Acreditava-se que os países que se beneficiam dos combustíveis fósseis também assinariam acordos e passariam por transições energéticas. Mas nos últimos anos a influência dos petroestados e das empresas de petróleo e gás vem sucessivamente obstacularizando e retardando o progresso, de forma que os observadores já estão argumentando que todo o processo das COPs está se esfacelando, com lobistas cada vez mais presentes e liderando conferências.

Al Gore, Ban-Ki-Mon e outros notáveis chamaram a atenção para as reuniões sediadas e coordenadas em petroestados, como Emirados Árabes Unidos e Azerbaijão. Durante as negociações deste ano, um grupo que inclui ex-líderes diplomáticos enviou uma carta à ONU instando-a a reformar aspectos-chave das conferências, combatendo os conflitos de interesse e com exigências sobre a construção de um processo democrático que exigiria condições éticas para participar.
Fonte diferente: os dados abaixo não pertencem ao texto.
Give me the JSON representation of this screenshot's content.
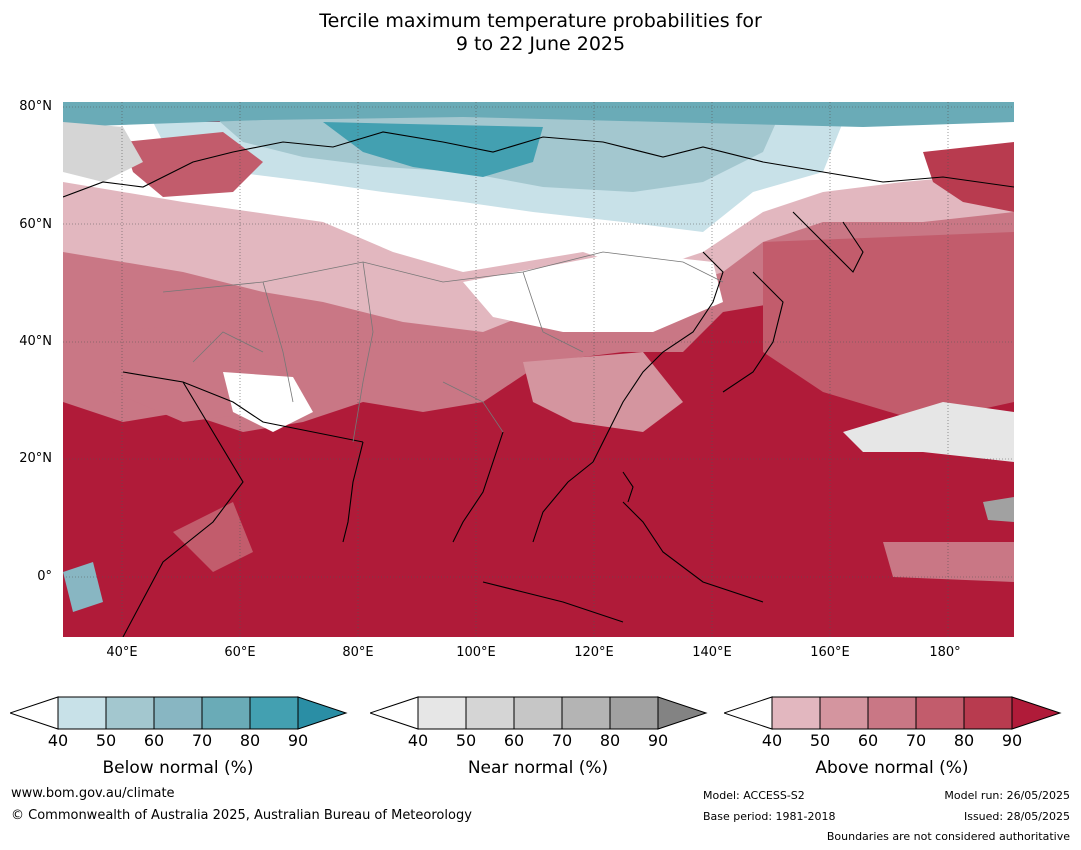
{
  "title_line1": "Tercile maximum temperature probabilities for",
  "title_line2": "9 to 22 June 2025",
  "map": {
    "lat_labels": [
      "80°N",
      "60°N",
      "40°N",
      "20°N",
      "0°"
    ],
    "lon_labels": [
      "40°E",
      "60°E",
      "80°E",
      "100°E",
      "120°E",
      "140°E",
      "160°E",
      "180°"
    ],
    "extent": {
      "lon_min": 30,
      "lon_max": 191,
      "lat_min": -10,
      "lat_max": 81
    },
    "lat_values": [
      80,
      60,
      40,
      20,
      0
    ],
    "lon_values": [
      40,
      60,
      80,
      100,
      120,
      140,
      160,
      180
    ],
    "gridlines": true
  },
  "legends": [
    {
      "title": "Below normal (%)",
      "ticks": [
        "40",
        "50",
        "60",
        "70",
        "80",
        "90"
      ],
      "colors": [
        "#ffffff",
        "#c8e1e8",
        "#a3c7cf",
        "#88b6c2",
        "#6aabb7",
        "#43a0b1",
        "#2a8ea5"
      ]
    },
    {
      "title": "Near normal (%)",
      "ticks": [
        "40",
        "50",
        "60",
        "70",
        "80",
        "90"
      ],
      "colors": [
        "#ffffff",
        "#e6e6e6",
        "#d5d5d5",
        "#c6c6c6",
        "#b4b4b4",
        "#a1a1a1",
        "#838383"
      ]
    },
    {
      "title": "Above normal (%)",
      "ticks": [
        "40",
        "50",
        "60",
        "70",
        "80",
        "90"
      ],
      "colors": [
        "#ffffff",
        "#e2b7bf",
        "#d4959f",
        "#c97785",
        "#c25c6c",
        "#b83b4f",
        "#b01b39"
      ]
    }
  ],
  "footer": {
    "site": "www.bom.gov.au/climate",
    "copyright": "© Commonwealth of Australia 2025, Australian Bureau of Meteorology",
    "model": "Model: ACCESS-S2",
    "base_period": "Base period: 1981-2018",
    "model_run": "Model run: 26/05/2025",
    "issued": "Issued: 28/05/2025",
    "boundary_note": "Boundaries are not considered authoritative"
  }
}
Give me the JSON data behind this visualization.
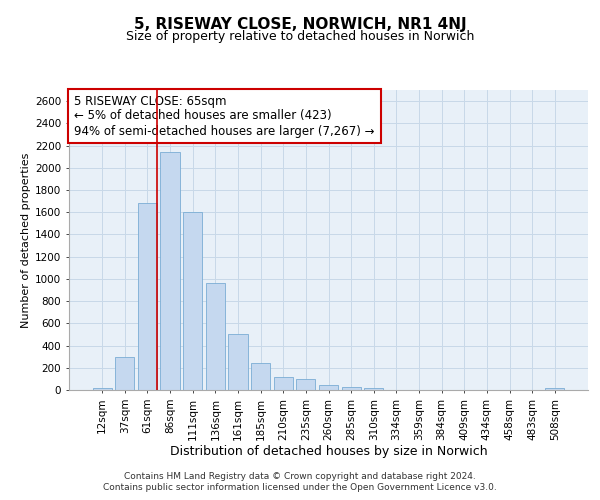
{
  "title": "5, RISEWAY CLOSE, NORWICH, NR1 4NJ",
  "subtitle": "Size of property relative to detached houses in Norwich",
  "xlabel": "Distribution of detached houses by size in Norwich",
  "ylabel": "Number of detached properties",
  "categories": [
    "12sqm",
    "37sqm",
    "61sqm",
    "86sqm",
    "111sqm",
    "136sqm",
    "161sqm",
    "185sqm",
    "210sqm",
    "235sqm",
    "260sqm",
    "285sqm",
    "310sqm",
    "334sqm",
    "359sqm",
    "384sqm",
    "409sqm",
    "434sqm",
    "458sqm",
    "483sqm",
    "508sqm"
  ],
  "values": [
    20,
    300,
    1680,
    2140,
    1600,
    960,
    500,
    245,
    120,
    100,
    45,
    28,
    18,
    0,
    0,
    0,
    0,
    0,
    0,
    0,
    20
  ],
  "bar_color": "#c5d8ef",
  "bar_edge_color": "#7aadd4",
  "vline_color": "#cc0000",
  "annotation_text": "5 RISEWAY CLOSE: 65sqm\n← 5% of detached houses are smaller (423)\n94% of semi-detached houses are larger (7,267) →",
  "annotation_box_edge_color": "#cc0000",
  "annotation_box_bg": "#ffffff",
  "ylim_max": 2700,
  "yticks": [
    0,
    200,
    400,
    600,
    800,
    1000,
    1200,
    1400,
    1600,
    1800,
    2000,
    2200,
    2400,
    2600
  ],
  "grid_color": "#c8d8e8",
  "plot_bg_color": "#e8f0f8",
  "title_fontsize": 11,
  "subtitle_fontsize": 9,
  "ylabel_fontsize": 8,
  "xlabel_fontsize": 9,
  "tick_fontsize": 7.5,
  "ytick_fontsize": 7.5,
  "footer_fontsize": 6.5,
  "annot_fontsize": 8.5,
  "footer": "Contains HM Land Registry data © Crown copyright and database right 2024.\nContains public sector information licensed under the Open Government Licence v3.0."
}
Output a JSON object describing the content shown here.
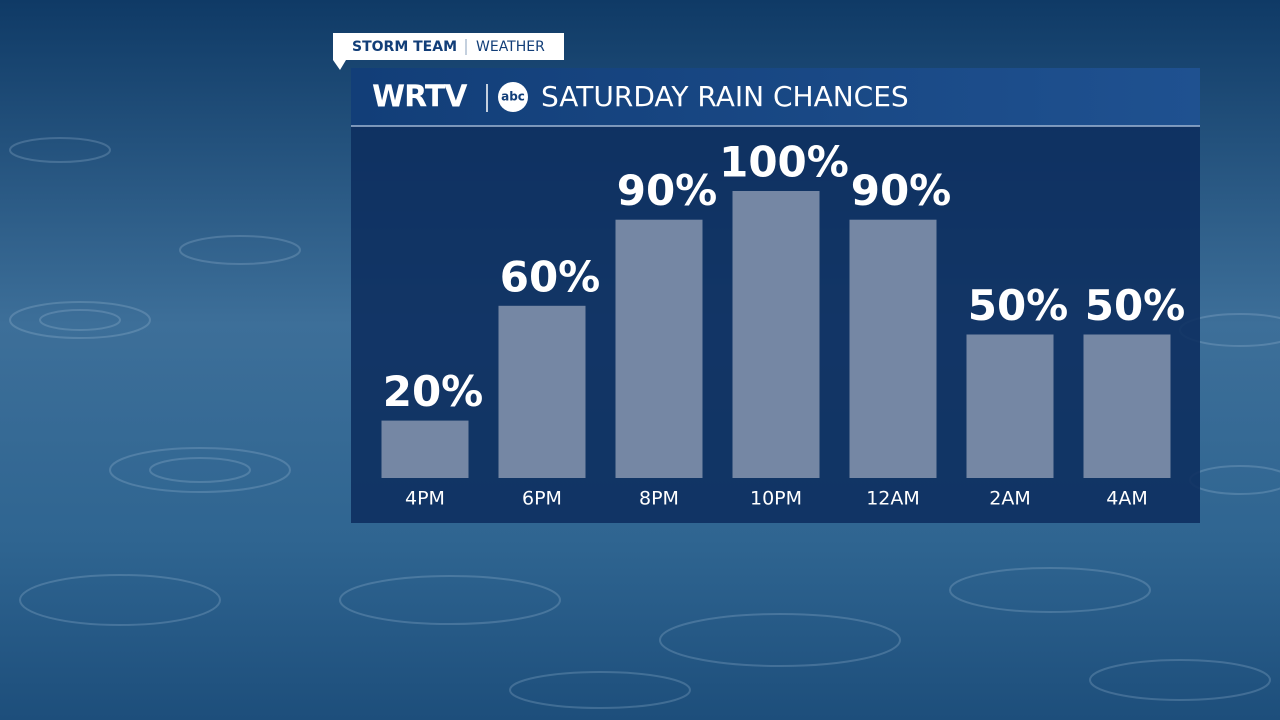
{
  "header": {
    "badge": "STORM TEAM",
    "badge_sub": "WEATHER",
    "station": "WRTV",
    "network": "abc"
  },
  "chart_data": {
    "type": "bar",
    "title": "SATURDAY RAIN CHANCES",
    "categories": [
      "4PM",
      "6PM",
      "8PM",
      "10PM",
      "12AM",
      "2AM",
      "4AM"
    ],
    "values": [
      20,
      60,
      90,
      100,
      90,
      50,
      50
    ],
    "value_labels": [
      "20%",
      "60%",
      "90%",
      "100%",
      "90%",
      "50%",
      "50%"
    ],
    "color": "#8190ab"
  }
}
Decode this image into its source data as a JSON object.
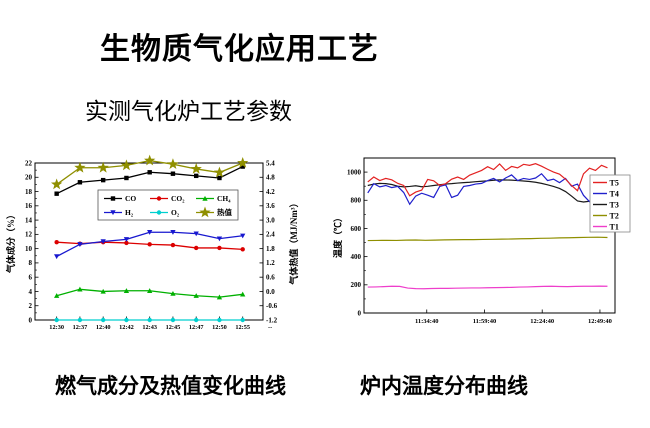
{
  "title": "生物质气化应用工艺",
  "subtitle": "实测气化炉工艺参数",
  "captions": {
    "gas": "燃气成分及热值变化曲线",
    "temperature": "炉内温度分布曲线"
  },
  "chart_data": [
    {
      "id": "gas",
      "type": "line",
      "title": "燃气成分及热值变化曲线",
      "ylabel_left": "气体成分（%）",
      "ylabel_right": "气体热值（MJ/Nm³）",
      "x_categories": [
        "12:30",
        "12:37",
        "12:40",
        "12:42",
        "12:43",
        "12:45",
        "12:47",
        "12:50",
        "12:55"
      ],
      "x_end_label": "--",
      "y_left": {
        "min": 0,
        "max": 22,
        "step": 2
      },
      "y_right": {
        "min": -1.2,
        "max": 5.4,
        "step": 0.6
      },
      "legend_position": "inside-top-center",
      "legend_columns": 3,
      "series": [
        {
          "name": "CO",
          "axis": "left",
          "color": "#000000",
          "marker": "square",
          "values": [
            17.7,
            19.3,
            19.6,
            19.9,
            20.7,
            20.5,
            20.2,
            19.9,
            21.5
          ]
        },
        {
          "name": "CO₂",
          "axis": "left",
          "color": "#dc0000",
          "marker": "circle",
          "values": [
            10.9,
            10.7,
            10.9,
            10.8,
            10.6,
            10.5,
            10.1,
            10.1,
            9.9
          ]
        },
        {
          "name": "CH₄",
          "axis": "left",
          "color": "#00b000",
          "marker": "triangle-up",
          "values": [
            3.4,
            4.3,
            4.0,
            4.1,
            4.1,
            3.7,
            3.4,
            3.2,
            3.6
          ]
        },
        {
          "name": "H₂",
          "axis": "left",
          "color": "#1818cf",
          "marker": "triangle-down",
          "values": [
            8.9,
            10.6,
            11.0,
            11.3,
            12.3,
            12.3,
            12.1,
            11.4,
            11.8
          ]
        },
        {
          "name": "O₂",
          "axis": "left",
          "color": "#00cfcf",
          "marker": "circle",
          "values": [
            0,
            0,
            0,
            0,
            0,
            0,
            0,
            0,
            0
          ]
        },
        {
          "name": "热值",
          "axis": "right",
          "color": "#8f8f00",
          "marker": "star",
          "values": [
            4.5,
            5.2,
            5.2,
            5.3,
            5.5,
            5.35,
            5.15,
            5.0,
            5.4
          ]
        }
      ]
    },
    {
      "id": "temp",
      "type": "line",
      "title": "炉内温度分布曲线",
      "ylabel_left": "温度（℃）",
      "y_left": {
        "min": 0,
        "max": 1100,
        "step": 200,
        "label_max": 1000
      },
      "x_ticks": [
        {
          "pos": 0.25,
          "label": "11:34:40"
        },
        {
          "pos": 0.48,
          "label": "11:59:40"
        },
        {
          "pos": 0.71,
          "label": "12:24:40"
        },
        {
          "pos": 0.94,
          "label": "12:49:40"
        }
      ],
      "legend_position": "inside-right",
      "series": [
        {
          "name": "T5",
          "color": "#e32222",
          "values": [
            930,
            965,
            940,
            955,
            945,
            920,
            905,
            832,
            858,
            872,
            948,
            938,
            905,
            918,
            950,
            965,
            948,
            978,
            995,
            1012,
            1038,
            1018,
            1058,
            1012,
            1040,
            1030,
            1055,
            1048,
            1060,
            1042,
            1020,
            1000,
            985,
            950,
            905,
            868,
            988,
            1028,
            1012,
            1048,
            1030
          ]
        },
        {
          "name": "T4",
          "color": "#2020cc",
          "values": [
            852,
            918,
            895,
            905,
            890,
            898,
            855,
            772,
            830,
            850,
            836,
            820,
            898,
            910,
            820,
            836,
            898,
            905,
            915,
            920,
            940,
            955,
            930,
            958,
            980,
            940,
            955,
            948,
            958,
            988,
            940,
            950,
            925,
            955,
            900,
            915,
            835,
            790,
            806,
            845,
            880
          ]
        },
        {
          "name": "T3",
          "color": "#1a1a1a",
          "values": [
            905,
            915,
            920,
            918,
            912,
            900,
            895,
            898,
            903,
            896,
            899,
            905,
            910,
            915,
            918,
            922,
            925,
            928,
            932,
            935,
            938,
            942,
            945,
            944,
            943,
            940,
            937,
            933,
            928,
            920,
            910,
            898,
            884,
            862,
            830,
            795,
            788,
            793,
            798,
            794,
            800
          ]
        },
        {
          "name": "T2",
          "color": "#8f8f00",
          "values": [
            514,
            515,
            516,
            515,
            517,
            518,
            516,
            517,
            519,
            520,
            521,
            521,
            522,
            523,
            524,
            525,
            527,
            528,
            530,
            531,
            533,
            534,
            536,
            537,
            538,
            536
          ]
        },
        {
          "name": "T1",
          "color": "#ee3ecb",
          "values": [
            184,
            185,
            187,
            190,
            189,
            177,
            173,
            172,
            174,
            175,
            175,
            176,
            177,
            178,
            178,
            179,
            180,
            181,
            182,
            184,
            185,
            187,
            189,
            190,
            188,
            187,
            189,
            190,
            190,
            191,
            190
          ]
        }
      ]
    }
  ]
}
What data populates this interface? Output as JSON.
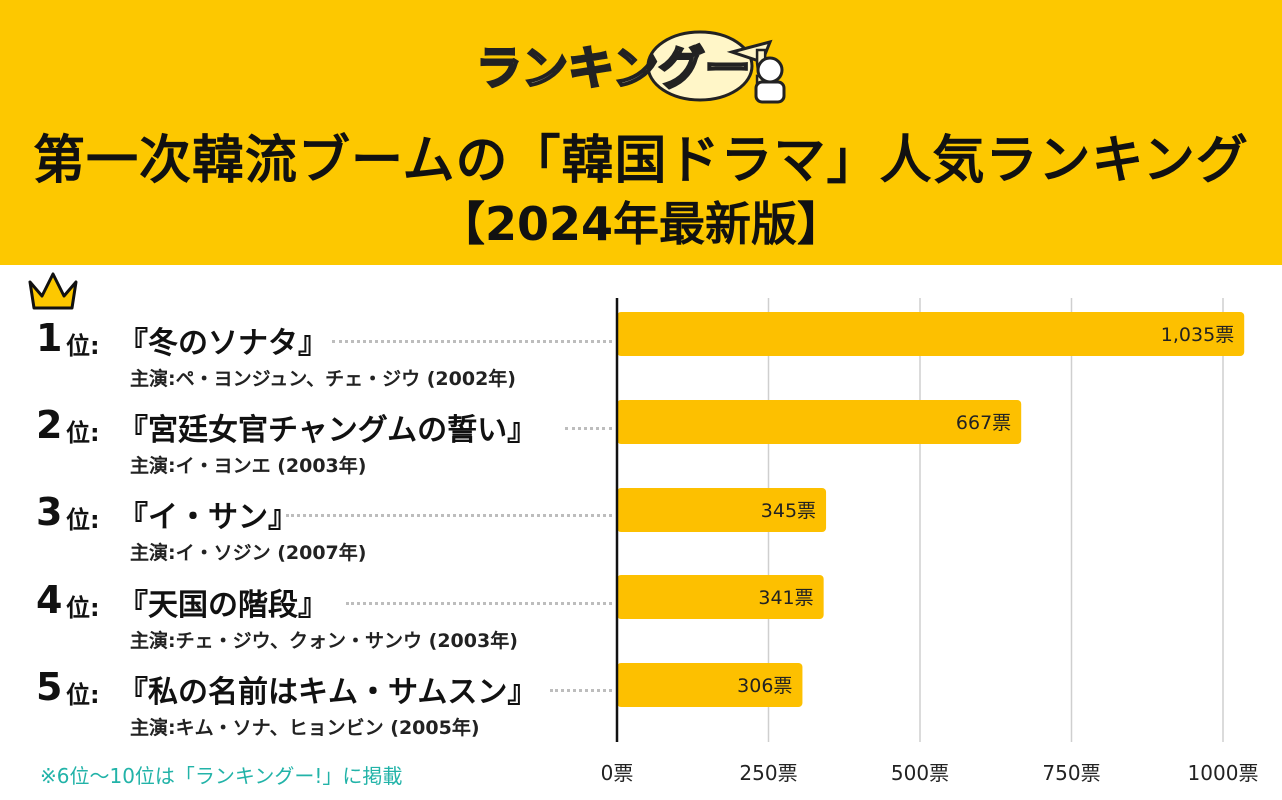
{
  "header": {
    "logo_text": "ランキングー!",
    "title": "第一次韓流ブームの「韓国ドラマ」人気ランキング",
    "subtitle": "【2024年最新版】",
    "bg_color": "#fdc800"
  },
  "rankings": [
    {
      "num": "1",
      "suffix": "位",
      "colon": ":",
      "title": "『冬のソナタ』",
      "cast": "主演:ペ・ヨンジュン、チェ・ジウ (2002年)"
    },
    {
      "num": "2",
      "suffix": "位",
      "colon": ":",
      "title": "『宮廷女官チャングムの誓い』",
      "cast": "主演:イ・ヨンエ (2003年)"
    },
    {
      "num": "3",
      "suffix": "位",
      "colon": ":",
      "title": "『イ・サン』",
      "cast": "主演:イ・ソジン (2007年)"
    },
    {
      "num": "4",
      "suffix": "位",
      "colon": ":",
      "title": "『天国の階段』",
      "cast": "主演:チェ・ジウ、クォン・サンウ (2003年)"
    },
    {
      "num": "5",
      "suffix": "位",
      "colon": ":",
      "title": "『私の名前はキム・サムスン』",
      "cast": "主演:キム・ソナ、ヒョンビン (2005年)"
    }
  ],
  "note": "※6位〜10位は「ランキングー!」に掲載",
  "chart_data": {
    "type": "bar",
    "orientation": "horizontal",
    "categories": [
      "冬のソナタ",
      "宮廷女官チャングムの誓い",
      "イ・サン",
      "天国の階段",
      "私の名前はキム・サムスン"
    ],
    "values": [
      1035,
      667,
      345,
      341,
      306
    ],
    "value_labels": [
      "1,035票",
      "667票",
      "345票",
      "341票",
      "306票"
    ],
    "xlim": [
      0,
      1000
    ],
    "xticks": [
      0,
      250,
      500,
      750,
      1000
    ],
    "xtick_labels": [
      "0票",
      "250票",
      "500票",
      "750票",
      "1000票"
    ],
    "bar_color": "#fdc000",
    "grid": true
  }
}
É obvio que não se pode jogar a criança com a água suja do banho. Não existe outro local onde os países possam negociar acordos sobre questões climáticas e os menos desenvolvidos e mais atingidos pelo clima tenham lugar à mesa com os gigantes poluidores. Mas é preciso reconhecer a necessidade de reformas, uma vez que o modelo de diplomacia climática instalado nas conferências se encontra em estado lamentável.

Indiscutivelmente, o projeto de diplomacia ambiental internacional atingiu um momento de inflexão, na perspectiva de exaurir-se em sua própria gênese institucional, quando esta, as nações, na prática demonstram ser refratárias às mudanças necessárias. A liderança geopolítica global não atenta, de forma responsável, para gravíssimo problema civilizacional.

A temperatura média global do ar na superfície do planeta de janeiro a setembro de 2024 foi de 1,54 °C (com uma margem de incerteza de ± 0,13 °C) acima da média pré-industrial, impulsionada por um evento El Niño de aquecimento, de acordo com uma análise de seis conjuntos de dados internacionais usados pela Organização Meteorológica Mundial (OMM), das Nações Unidas.

Em dez anos, e não para 2100 como os otimistas afirmavam, já atingimos o patamar de segurança de aquecimento de 1,5ºC adotado como limite durante o Acordo de Paris.

Não há mais janela de tempo para perder com teatralidade diplomática. A principal questão que resta responder é quem deve pagar para evitar o pior dos estragos das mudanças climáticas. Muitos países vão sucumbir às intempéries climáticas sem grandes financiamentos de países ricos. Irão sofrer enormes consequências das mudanças climáticas que não causaram e irão afundar em dívidas que não podem pagar.

Isso não é fato novo na história da civilização. Raubwirtschaft, como afirma o geógrafo Friedrich Ratzel, ou economia do roubo, da pilhagem, é velha conhecida no trato de potências colonialistas para exploração dos “países coloniais”.  O busines-as-usual pratica duplo assalto ecológico: protagoniza a causalidade dos problemas e agora estabelece barreiras para sua solução.     

O mundo se reunirá novamente no próximo ano, em Belém, Brasil, para a COP30, a 30ª cúpula de negociações climáticas da ONU. Até lá, Trump estará no cargo e provavelmente terá iniciado o processo para retirar os EUA da mesa de negociações climáticas.

A tarefa será mais difícil em 2025. O cenário será ainda mais adverso. Para reverter esse quadro, será necessário dar efetividade à diplomacia climática e reconfigurar, de forma ética, as cúpulas globais.